Thaïlande : le tsunami de 2004, toujours gravé dans les mémoires
Sur les côtes thaïlandaises touchées de plein fouet, le 26 décembre 2004, par un tsunami meurtrier, la douleur persiste chez ceux qui ont survécu et ont perdu des proches. Certains tentent d’oublier le drame quand d’autres ont surmonté ce traumatisme en œuvrant pour les plus démunis.
Depuis une cabane en bois perchée à 180 mètres au-dessus de la mer d’Andaman, sur le point culminant de Koh Phi Phi, Pin contemple la vue panoramique sur l’archipel, ses falaises et ses eaux turquoise. « C’est beau », dit-elle en souriant avant de poser son regard sur la bande de terre, nichée entre deux baies, qui relie les deux bouts de l’île principale où sont concentrées les infrastructures touristiques. Son sourire s’estompe : «Là, en bas, tellement de gens sont morts il y a vingt ans.»
Le 26 décembre 2004 a bouleversé la vie de cette Thaïlandaise de 46 ans.
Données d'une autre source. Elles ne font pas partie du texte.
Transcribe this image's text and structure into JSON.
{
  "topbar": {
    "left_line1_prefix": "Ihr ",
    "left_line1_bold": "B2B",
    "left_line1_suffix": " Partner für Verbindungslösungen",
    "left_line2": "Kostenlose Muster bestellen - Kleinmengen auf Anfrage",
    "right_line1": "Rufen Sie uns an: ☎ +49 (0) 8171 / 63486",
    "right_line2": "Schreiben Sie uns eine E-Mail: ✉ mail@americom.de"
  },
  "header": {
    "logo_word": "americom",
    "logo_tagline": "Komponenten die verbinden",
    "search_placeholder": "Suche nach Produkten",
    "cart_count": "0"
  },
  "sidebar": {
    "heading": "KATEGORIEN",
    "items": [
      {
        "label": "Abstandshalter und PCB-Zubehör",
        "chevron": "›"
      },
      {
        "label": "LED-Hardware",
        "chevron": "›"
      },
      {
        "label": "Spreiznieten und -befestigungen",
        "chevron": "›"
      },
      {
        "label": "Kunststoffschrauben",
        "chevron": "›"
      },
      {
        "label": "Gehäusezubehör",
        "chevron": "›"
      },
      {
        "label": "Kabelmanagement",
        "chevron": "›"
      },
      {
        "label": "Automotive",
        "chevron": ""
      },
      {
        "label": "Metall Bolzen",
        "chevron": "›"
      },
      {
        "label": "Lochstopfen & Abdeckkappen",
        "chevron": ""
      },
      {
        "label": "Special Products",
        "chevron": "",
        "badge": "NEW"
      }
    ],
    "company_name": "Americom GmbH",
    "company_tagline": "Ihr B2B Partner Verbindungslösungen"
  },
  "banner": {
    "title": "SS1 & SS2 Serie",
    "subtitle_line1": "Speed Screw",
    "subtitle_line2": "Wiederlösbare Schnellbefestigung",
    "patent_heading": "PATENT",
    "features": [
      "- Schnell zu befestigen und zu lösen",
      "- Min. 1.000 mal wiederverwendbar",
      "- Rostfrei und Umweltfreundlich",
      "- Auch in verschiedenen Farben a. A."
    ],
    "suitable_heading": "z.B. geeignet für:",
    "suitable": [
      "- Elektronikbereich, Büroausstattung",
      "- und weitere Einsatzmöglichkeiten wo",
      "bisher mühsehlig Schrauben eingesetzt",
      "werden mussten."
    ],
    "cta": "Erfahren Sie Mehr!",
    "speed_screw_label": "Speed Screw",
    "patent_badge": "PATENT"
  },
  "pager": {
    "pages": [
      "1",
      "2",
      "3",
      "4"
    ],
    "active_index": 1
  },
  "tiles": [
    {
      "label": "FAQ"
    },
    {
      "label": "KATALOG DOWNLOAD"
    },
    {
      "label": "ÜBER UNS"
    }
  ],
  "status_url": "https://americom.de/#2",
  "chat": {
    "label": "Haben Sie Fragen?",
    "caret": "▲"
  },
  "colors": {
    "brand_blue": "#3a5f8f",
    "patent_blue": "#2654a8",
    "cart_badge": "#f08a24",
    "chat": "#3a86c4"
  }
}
Ce matin-là, un séisme de magnitude 9,1 surgissait du tréfonds de l’océan Indien et provoquait le déchaînement d’un tsunami ravageant l’Asie du Sud et du Sud-Est, dont les îles de Phi Phi, dans la province de Krabi, dans le sud de la Thaïlande. Sa sœur cadette, à peine 20 ans à l’époque, travaillait dans un bungalow en bord de plage : elle, qui avait donné naissance à une petite fille six mois plus tôt, fut emportée par les vagues, comme près de 230 000 autres victimes de cette tragédie. «Chaque jour, elle me manque», reconnaît Pin, émue, en vendant des jus de coco aux touristes sur les hauteurs de l’île. Pas question de travailler près de l’eau, le tsunami continue de la hanter. «J’ai encore peur», confie-t-elle.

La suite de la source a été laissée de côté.